To make this real, here’s something I tested myself in Copilot Studio with both MCP servers connected.

The prompt: “I received an email from a customer asking me about the status of their order. Find the last email he sent me and check the status of the corresponding order in D365 Finance, then write a response.”

A single instruction. Here’s what the agent did — automatically, in order:

  • 1. Work IQ Mail. Found and read the latest email from the customer, extracted purchase order number 001687, and understood the request.
  • 2. ERP MCP. Queried Dynamics 365 Finance and Operations via the SalesOrderHeadersV4 entity and retrieved the actual status — BackOrder, requested ship date January 9, 2026, confirmed date not yet set.
  • 3. The response. Drafted a professional, context-aware email containing the precise order status.

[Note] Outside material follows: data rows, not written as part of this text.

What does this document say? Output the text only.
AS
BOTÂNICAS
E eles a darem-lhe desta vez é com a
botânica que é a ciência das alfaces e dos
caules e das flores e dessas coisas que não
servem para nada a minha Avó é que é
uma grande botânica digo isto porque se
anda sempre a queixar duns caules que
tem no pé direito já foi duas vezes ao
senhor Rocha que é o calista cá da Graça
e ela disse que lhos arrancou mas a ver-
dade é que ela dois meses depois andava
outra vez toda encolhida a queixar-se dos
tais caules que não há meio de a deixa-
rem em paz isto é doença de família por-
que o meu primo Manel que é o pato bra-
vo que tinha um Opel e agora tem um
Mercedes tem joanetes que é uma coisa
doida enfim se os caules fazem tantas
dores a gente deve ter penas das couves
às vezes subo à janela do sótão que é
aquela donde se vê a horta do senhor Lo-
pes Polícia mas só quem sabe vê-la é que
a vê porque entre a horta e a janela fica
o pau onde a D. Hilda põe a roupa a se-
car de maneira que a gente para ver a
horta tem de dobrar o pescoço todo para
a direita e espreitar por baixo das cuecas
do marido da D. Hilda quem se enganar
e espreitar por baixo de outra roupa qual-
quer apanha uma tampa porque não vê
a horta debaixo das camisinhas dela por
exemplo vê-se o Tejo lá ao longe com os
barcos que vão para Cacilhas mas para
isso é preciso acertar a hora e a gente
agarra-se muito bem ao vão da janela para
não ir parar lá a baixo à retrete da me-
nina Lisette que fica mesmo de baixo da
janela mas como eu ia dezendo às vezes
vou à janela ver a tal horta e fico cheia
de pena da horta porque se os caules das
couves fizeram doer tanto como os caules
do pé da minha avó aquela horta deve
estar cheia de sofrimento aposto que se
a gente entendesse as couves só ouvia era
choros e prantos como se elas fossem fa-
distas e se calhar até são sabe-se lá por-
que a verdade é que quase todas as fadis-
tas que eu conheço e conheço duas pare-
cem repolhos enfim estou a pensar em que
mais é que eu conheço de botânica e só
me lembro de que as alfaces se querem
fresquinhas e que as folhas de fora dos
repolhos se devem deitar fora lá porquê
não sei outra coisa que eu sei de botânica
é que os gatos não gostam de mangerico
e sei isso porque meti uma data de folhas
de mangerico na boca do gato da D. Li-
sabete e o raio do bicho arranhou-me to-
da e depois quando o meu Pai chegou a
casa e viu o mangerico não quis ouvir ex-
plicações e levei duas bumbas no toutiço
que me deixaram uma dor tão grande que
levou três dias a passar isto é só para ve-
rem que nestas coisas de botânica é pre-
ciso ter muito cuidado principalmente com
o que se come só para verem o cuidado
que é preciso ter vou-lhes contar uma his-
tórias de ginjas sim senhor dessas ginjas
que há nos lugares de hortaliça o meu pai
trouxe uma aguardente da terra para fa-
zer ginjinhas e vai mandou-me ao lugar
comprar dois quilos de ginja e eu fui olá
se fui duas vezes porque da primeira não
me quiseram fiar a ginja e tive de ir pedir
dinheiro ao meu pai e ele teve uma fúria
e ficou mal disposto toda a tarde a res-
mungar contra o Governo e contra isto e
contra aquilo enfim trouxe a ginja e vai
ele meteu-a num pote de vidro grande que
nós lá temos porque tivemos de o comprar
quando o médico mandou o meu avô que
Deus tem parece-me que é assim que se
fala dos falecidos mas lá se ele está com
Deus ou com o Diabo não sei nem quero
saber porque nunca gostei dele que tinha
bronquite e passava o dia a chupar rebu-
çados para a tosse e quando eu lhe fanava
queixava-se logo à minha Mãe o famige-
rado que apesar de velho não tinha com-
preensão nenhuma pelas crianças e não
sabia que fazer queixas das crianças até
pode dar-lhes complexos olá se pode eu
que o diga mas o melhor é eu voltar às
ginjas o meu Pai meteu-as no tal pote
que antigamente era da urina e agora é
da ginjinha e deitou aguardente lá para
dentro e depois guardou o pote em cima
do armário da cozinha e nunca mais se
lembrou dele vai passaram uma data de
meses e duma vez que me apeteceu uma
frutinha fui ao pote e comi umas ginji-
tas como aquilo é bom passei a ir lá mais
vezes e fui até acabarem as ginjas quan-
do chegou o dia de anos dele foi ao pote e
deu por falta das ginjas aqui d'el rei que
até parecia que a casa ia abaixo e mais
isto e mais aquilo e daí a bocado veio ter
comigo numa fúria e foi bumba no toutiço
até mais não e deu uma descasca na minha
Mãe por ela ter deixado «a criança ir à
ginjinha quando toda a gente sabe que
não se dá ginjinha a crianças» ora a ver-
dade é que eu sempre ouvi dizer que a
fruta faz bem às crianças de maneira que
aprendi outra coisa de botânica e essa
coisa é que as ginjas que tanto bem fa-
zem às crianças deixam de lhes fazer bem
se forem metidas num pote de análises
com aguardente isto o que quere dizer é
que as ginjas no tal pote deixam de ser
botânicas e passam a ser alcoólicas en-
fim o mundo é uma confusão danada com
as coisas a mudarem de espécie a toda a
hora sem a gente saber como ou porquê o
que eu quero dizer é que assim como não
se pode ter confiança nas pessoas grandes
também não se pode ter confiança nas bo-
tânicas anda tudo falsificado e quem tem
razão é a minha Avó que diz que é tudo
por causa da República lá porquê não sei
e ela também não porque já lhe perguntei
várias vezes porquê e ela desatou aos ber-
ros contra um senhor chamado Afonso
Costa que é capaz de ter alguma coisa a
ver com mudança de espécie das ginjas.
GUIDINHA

In a single instruction, the agent automatically chained steps:

What’s striking here: the user never opened Outlook. Never searched D365 Finance. Never wrote a single word of the reply. One natural-language sentence orchestrated two distinct enterprise systems and produced something immediately actionable.

We’re moving toward AI agents that don’t just assist users — they execute business operations, grounded in real organizational context, inside the guardrails of enterprise governance.

Agents that understand your business. Agents that act on your business. All while respecting the rules your business already has.

One caveat worth repeating: both features are still in preview. Not production-ready yet. But they offer a pretty clear glimpse of what the next generation of enterprise agents will look like — and it’s closer than you might think.